Shaw Capital Management News - Foreign Exchange Markets 2010 Part 4: - It clearly has no intention of moving to an “exit strategy” until there is convincing evidence that a sustainable recovery in the economy is underway. 

It did announce that purchases of market securities under the quantitative easing programme would now be discontinued after the £200 billion target has been reached; but its main priority is to continue to provide support for the fragile economic recovery. 
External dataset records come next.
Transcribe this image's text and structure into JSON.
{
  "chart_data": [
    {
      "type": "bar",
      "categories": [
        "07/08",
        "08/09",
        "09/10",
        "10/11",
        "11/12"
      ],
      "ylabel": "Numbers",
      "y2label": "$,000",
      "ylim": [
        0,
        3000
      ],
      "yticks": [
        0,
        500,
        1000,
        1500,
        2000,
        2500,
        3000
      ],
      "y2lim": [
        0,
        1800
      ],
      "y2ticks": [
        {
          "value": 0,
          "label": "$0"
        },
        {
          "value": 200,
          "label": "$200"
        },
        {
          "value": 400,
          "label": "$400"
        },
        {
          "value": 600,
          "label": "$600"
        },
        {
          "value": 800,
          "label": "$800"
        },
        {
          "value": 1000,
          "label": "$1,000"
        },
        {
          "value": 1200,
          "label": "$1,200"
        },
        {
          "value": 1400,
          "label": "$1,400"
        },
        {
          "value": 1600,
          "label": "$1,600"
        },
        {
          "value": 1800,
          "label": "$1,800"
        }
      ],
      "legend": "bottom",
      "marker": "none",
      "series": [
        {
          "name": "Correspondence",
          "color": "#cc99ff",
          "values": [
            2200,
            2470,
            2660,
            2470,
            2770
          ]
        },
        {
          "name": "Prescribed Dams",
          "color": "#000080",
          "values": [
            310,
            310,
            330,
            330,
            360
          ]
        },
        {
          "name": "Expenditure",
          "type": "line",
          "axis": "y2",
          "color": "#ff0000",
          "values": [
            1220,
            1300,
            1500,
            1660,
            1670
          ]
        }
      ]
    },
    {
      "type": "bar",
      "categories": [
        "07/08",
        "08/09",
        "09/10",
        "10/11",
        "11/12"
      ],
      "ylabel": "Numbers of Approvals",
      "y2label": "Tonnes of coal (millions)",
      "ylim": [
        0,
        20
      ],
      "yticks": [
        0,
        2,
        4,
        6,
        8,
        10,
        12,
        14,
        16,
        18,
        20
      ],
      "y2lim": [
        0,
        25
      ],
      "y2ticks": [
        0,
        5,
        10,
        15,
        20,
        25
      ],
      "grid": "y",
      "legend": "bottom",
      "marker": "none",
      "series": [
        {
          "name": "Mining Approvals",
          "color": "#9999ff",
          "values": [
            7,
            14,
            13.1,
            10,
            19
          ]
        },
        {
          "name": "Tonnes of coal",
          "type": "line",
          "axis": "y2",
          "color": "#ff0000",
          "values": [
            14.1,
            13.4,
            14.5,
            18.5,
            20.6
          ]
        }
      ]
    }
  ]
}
Fiscal policy is also likely to remain unchanged until after the election, because the necessary measures to reduce the huge deficit will be unpopular, and might influenc

Shaw Capital Management February Newsletter: Government bond Markets 3 of 3

Shaw Capital Management Korea February Newsletter: Article three of three - The markets are assuming that the more powerful members of the eurozone will support the weaker members in order to prevent defaults that might threaten the single currency structure; but the yield spreads have widened considerably to reflect the increased risks.Shaw Capital Management Korea February Newsletter: Article three of three - The markets are assuming that the more powerful members of the eurozone will support the weaker members in order to prevent defaults that might threaten the single currency structure; but the yield spreads have widened considerably to reflect the increased risks.Shaw Capital Management Korea February Newsletter: Article three of three - The markets are assuming that the more powerful members of the eurozone will support the weaker members in order to prevent defaults that might threaten the single currency structure; but the yield spreads have widened considerably to reflect the increased risks.Shaw Capital Management Korea February Newsletter: Article three of three - The markets are assuming that the more powerful members of the eurozone will support the weaker members in order to prevent defaults that might threaten the single currency structure; but the yield spreads have widened considerably to reflect the increased risks.